By Zamyia Tarrant, Resident Teacher
The blog Social Justice: Not Just Another Term for “Diversity” by Paul C. Gorski; from the website, the ACPA Commission for Social Justice Education, is an enlightening article about the opinions and thoughts of Paul C. Gorski on language and action connected to the social justice movement. In particular, the terms diversity and multiculturalism used to hold value and meaning that went hand in hand with the actions that spoke truth to what those words represented within the social justice work. Paul C. Gorski is an educator, activist, creative writer, and scholar whose life’s work is about social justice. In agreeing with Paul, there seems to be a double edge sword in regards to the advancement of awareness and acknowledgement of the social justice movement in the 21st century. More of our society recognizes that systems of oppression and injustice need to change. However, the other side to that coin lies within capitalizing on the same movement that is trying to deflect the institutionalization of diversity and social justice causes. In agreeing with Paul, I see more and more higher institutions selling car stickers and merchandise that represents the social justice movement and yet I see no real cause and effect from the sells themselves. Such as, donating part of the proceedings to creating programs within schools that are immersive within the social justice cause. Or partnerships with local businesses with educational institutions to create a coalition of active participants.

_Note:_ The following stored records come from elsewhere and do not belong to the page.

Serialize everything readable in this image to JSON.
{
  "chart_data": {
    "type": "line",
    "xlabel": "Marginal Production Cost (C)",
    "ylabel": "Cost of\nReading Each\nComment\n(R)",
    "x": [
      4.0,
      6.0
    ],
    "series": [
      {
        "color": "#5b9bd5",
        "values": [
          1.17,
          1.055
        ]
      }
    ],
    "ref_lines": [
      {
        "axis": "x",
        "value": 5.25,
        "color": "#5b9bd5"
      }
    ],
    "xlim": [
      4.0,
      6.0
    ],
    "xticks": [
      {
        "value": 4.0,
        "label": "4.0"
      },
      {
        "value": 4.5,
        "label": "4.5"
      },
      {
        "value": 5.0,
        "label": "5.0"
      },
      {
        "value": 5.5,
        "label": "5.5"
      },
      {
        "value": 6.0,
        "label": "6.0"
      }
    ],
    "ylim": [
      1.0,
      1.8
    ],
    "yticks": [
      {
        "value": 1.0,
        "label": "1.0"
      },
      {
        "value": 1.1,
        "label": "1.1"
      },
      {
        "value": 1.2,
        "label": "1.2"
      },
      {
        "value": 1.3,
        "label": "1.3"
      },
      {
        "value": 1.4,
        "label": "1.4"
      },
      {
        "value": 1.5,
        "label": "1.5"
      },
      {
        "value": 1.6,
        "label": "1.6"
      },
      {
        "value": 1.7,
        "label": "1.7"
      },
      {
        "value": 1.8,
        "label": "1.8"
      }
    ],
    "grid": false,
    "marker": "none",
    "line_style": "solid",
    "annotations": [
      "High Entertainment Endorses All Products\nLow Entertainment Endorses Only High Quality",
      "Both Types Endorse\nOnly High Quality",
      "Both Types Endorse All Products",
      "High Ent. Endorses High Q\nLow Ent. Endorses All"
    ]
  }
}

Language can be translucent, one word can hold different meanings at different times. Paul has recognized that and has witnessed the words “diversity”, “inclusion” and “equality” appropriated systematically within institutions, as he says “sprinkle them with glitter and feign the appearance of institutional change, the same way so many people use Safe Space stickers.” I believe there needs to be more done than just buying for the cause. That can be a good start and then the continuation of becoming aware and recognizing the changes that need to be accomplished through actual action. I see signs, posters, and t-shirts that recognize the change that needs to happen but then where does it go from there? Lastly, Paul concludes with a self-reflection on how he, as an active contributor for social change, can continue to raise awareness and at the same time, back those same objections with actions that reflect on the belief of making an actual change within the social justice movement. I myself, am beginning my journey for social change that first recognizes the work that needs to be done and finding the courage to make my convictions into reality.
After reading the blog; “Meet Kakenya Ntaiya, who worked with her elders to found a school for girls in her Maasai village” written by Kate Torgovnick May from TEDtalks, had me thinking about how our world is constantly changing and evolving to express new ways of being while at the same time challenging the status quo. The blog focuses on a woman from Kenya named Kakenya Ntaiya who challenged the status quo within her village about the traditional roles for women. Such as get married and have children before the age of 12. Instead, she had a dream to become a teacher and open a school in her village for other girls to have the opportunity to continue their education and see where their interests take them. However, before Kakenya could continue her education in a college in America, she still had to go through the traditional ceremony of womanhood in her village. It was a painful procedure that had her heal for several weeks, and afterwards, she was able to attend Randolph Macon College in America. After attending graduate school, Kakenya had the opportunity to open her own school in her village named The Kakenya School of Excellence. Where girls from the village could attend and gain a good education for their future.
In the schooling realm there are a lot of different avenues to get an education, however there is not enough access to that education. Especially, within the specific context of cultures and regions around the world. This blog featured a region within Africa that has limited access to education and even more so within the female population. In Africa, women have a considerable amount of responsibility that they have to uphold, otherwise there would be serious consequences and or disgrace. Education is then pushed away to the side and girls become women at a fast pace. For Kakenya to open a school within her Maasai village shows how powerful her belief is about the importance of education is for everyone, including girls. Education has the power to change lives and even change ideas within traditional cultures. Passions can fuel change and progress and Kakenya showed that to be true.